I know that $[\frac {d^2}{dx^2}]\psi$ is $\frac {d^2\psi}{dx^2}$ but what about this one $[\frac {d^2\psi}{dx^2}]\psi^*$? Is it this like $\frac {d^2\psi\psi^*}{dx^2}$ or this like $\frac {\psi^*d^2\psi}{dx^2}$?
And what about this one $[\frac {d^2\psi}{dx^2}]\phi$?
I think the answer is the second one you are suggesting. In words, what you are doing is multiplying the second derivative of $\psi$ by ${\psi^*}$. The double derivative (by your notation, with the way you use the brackets) is only applied to ${\psi}$, and then it's just multiplication.

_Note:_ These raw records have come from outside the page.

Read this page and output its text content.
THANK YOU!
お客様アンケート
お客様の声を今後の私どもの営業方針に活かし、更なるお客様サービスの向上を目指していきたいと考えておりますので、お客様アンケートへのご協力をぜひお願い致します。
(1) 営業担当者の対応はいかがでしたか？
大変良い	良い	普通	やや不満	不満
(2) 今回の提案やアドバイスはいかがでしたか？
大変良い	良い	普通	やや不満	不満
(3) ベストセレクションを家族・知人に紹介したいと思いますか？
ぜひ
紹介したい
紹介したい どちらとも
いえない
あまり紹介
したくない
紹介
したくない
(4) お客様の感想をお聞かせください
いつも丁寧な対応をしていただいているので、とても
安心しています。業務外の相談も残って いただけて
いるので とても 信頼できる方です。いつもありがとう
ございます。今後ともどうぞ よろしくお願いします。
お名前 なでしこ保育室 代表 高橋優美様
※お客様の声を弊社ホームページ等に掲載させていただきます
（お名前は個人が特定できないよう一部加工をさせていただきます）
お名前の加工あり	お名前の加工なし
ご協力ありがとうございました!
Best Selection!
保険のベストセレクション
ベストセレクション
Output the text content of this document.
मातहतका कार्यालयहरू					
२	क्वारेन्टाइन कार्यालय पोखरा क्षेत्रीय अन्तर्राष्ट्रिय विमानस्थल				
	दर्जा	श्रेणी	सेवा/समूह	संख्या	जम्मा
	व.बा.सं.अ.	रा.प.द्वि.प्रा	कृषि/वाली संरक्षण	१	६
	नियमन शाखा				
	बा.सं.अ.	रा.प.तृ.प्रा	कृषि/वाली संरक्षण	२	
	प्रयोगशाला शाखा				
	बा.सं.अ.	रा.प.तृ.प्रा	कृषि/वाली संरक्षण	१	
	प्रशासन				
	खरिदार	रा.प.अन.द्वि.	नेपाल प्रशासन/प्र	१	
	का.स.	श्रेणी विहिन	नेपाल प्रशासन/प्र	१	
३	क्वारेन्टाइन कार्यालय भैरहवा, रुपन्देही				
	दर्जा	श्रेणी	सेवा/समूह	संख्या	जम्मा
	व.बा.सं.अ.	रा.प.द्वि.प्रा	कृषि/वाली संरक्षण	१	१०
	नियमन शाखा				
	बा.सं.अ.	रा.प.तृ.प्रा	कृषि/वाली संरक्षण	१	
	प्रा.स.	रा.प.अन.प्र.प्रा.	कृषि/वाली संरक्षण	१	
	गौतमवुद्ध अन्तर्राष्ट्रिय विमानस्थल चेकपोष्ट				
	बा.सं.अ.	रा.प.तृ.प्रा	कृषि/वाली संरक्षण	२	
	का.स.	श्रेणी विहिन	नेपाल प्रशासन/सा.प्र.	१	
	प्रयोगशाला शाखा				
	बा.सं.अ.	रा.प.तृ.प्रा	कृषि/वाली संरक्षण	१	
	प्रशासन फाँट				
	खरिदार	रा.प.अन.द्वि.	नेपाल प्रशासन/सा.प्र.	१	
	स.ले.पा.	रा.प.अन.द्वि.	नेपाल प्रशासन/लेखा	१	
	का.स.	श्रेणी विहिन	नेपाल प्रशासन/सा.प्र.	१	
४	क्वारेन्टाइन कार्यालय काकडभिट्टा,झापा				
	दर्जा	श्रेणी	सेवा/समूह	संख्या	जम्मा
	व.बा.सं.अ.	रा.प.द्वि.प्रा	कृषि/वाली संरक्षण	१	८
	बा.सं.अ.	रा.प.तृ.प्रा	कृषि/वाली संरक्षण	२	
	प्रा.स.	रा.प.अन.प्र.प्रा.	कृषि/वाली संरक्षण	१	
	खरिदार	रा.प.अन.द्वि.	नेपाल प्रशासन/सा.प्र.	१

Brackets can have different meaning depending on context. In the first case, the brackets enclose an operator which acts on the function to the right. In the second case the brackets enclose an operator already acting in a function and the result of the operation is multiplied by the function to the right. Therefore
$$\left[\frac {d^2\psi}{dx^2}\right]\psi^* = \frac {\psi^*d^2\psi}{dx^2}$$
and
$$\left[\frac {d^2\psi}{dx^2}\right]\phi = \frac {\phi d^2\psi}{dx^2}$$